White House chief of staff John Kelly took another turn at the press podium to deliver a scathing critique of the lawmaker who listened in on President Donald Trump’s condolence call to a fallen soldier’s wife and the media treatment of it.

“I was stunned when I came to work yesterday morning, and broken-hearted, at what I saw a member of Congress doing,” Kelly told the White House press corps on Thursday.

He was referring to the war of words involving Trump and Congresswoman Frederica Wilson (D-Florida), who told the press about eavesdropping on the president’s call to the family of La David Johnson, an Army Special Forces sergeant recently killed in Niger.

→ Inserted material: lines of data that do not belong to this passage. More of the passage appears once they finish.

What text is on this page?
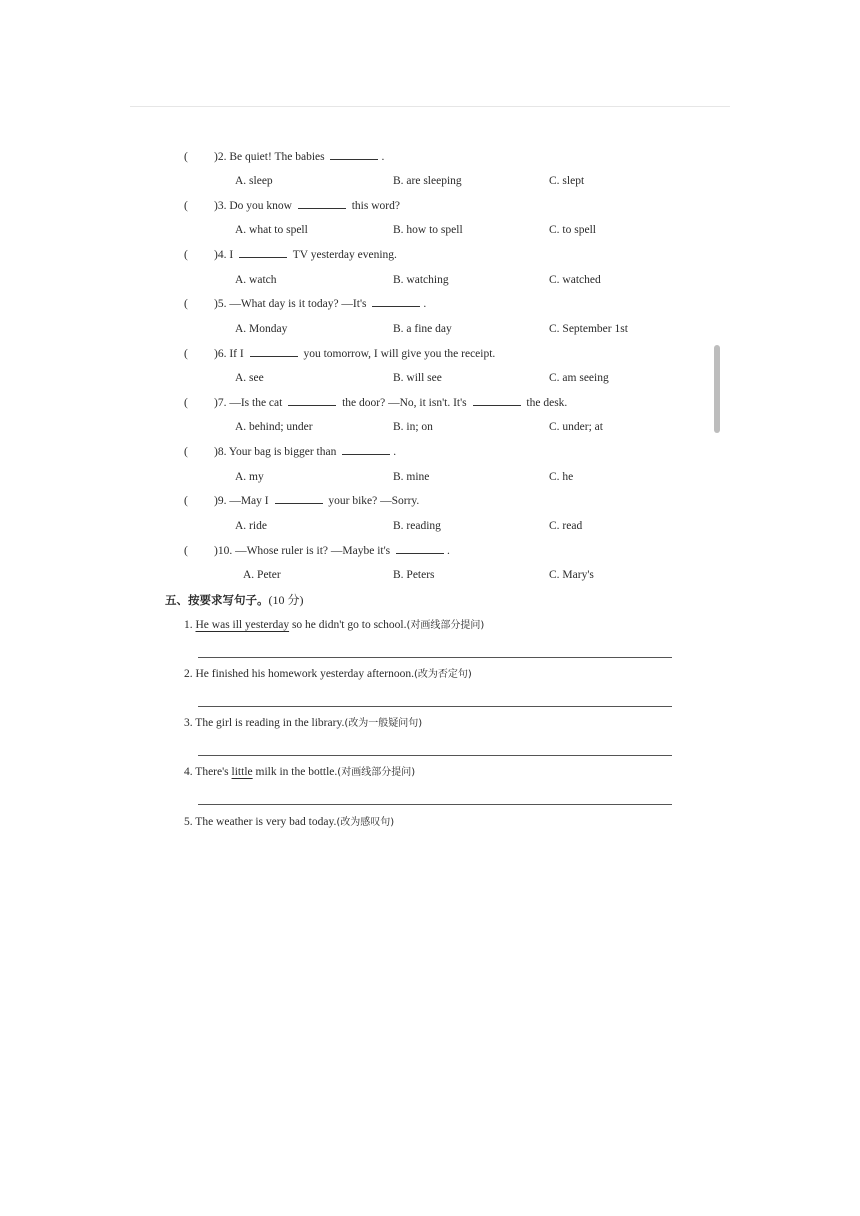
( )2. Be quiet! The babies	.
A. sleep	B. are sleeping	C. slept
( )3. Do you know	this word?
A. what to spell	B. how to spell	C. to spell
( )4. I	TV yesterday evening.
A. watch	B. watching	C. watched
( )5. —What day is it today? —It's	.
A. Monday	B. a fine day	C. September 1st
( )6. If I	you tomorrow, I will give you the receipt.
A. see	B. will see	C. am seeing
( )7. —Is the cat	the door? —No, it isn't. It's	the desk.
A. behind; under	B. in; on	C. under; at
( )8. Your bag is bigger than	.
A. my	B. mine	C. he
( )9. —May I	your bike? —Sorry.
A. ride	B. reading	C. read
( )10. —Whose ruler is it? —Maybe it's	.
A. Peter	B. Peters	C. Mary's
五、按要求写句子。(10 分)
1. He was ill yesterday so he didn't go to school.(对画线部分提问)
2. He finished his homework yesterday afternoon.(改为否定句)
3. The girl is reading in the library.(改为一般疑问句)
4. There's little milk in the bottle.(对画线部分提问)
5. The weather is very bad today.(改为感叹句)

According to Wilson, who listened to the conversation on the speakerphone, Trump told Johnson’s pregnant wife that her husband “knew what he signed up for.” Media reports on Wednesday condemned the remark as disrespectful.

“It stuns me that a member of Congress would have listened to that conversation,” Kelly said. “And I thought, at least that was sacred.”

A retired US Marine Corps general, who lost a son in Afghanistan in 2010, Kelly told reporters about the process of bringing back dead soldiers to the US for burial and the White House process of expressing condolences. Kelly said he personally advised Trump against making the condolence calls, as it is one of the most difficult things anyone can do. Upon hearing that Kelly did not receive a condolence call from President Barack Obama, however, Trump made up his mind and asked for advice how to proceed.

Kelly shared the message he was given, by his friend Joseph Dunford ‒ now chairman of the Joint Chiefs of Staff ‒ about how his son Robert was “doing exactly what he wanted to do” and “knew what he was getting into.”

That was the message Trump communicated to Sergeant Johnson’s widow, Kelly said.

After seeing media reports about the phone call, Kelly said he spent an hour and a half visiting the finest people he knew - among the gravestones at Arlington National Cemetery, “some of whom I put there, for they were doing what I told them to do when they were killed.”

Many things that he considered sacred growing up are not respected any more, the retired general said. “The selfless devotion that brings a man or a woman to die on the battlefield, I just thought that might be sacred.”

Kelly then brought up a 2015 dedication of a FBI building in Miami, Florida, when the same lawmaker spoke “in the long tradition of empty barrels making the most noise.”

He answered only a few questions from the press corps afterward, limiting them to reporters who were either related to, or knew someone who had died in military service.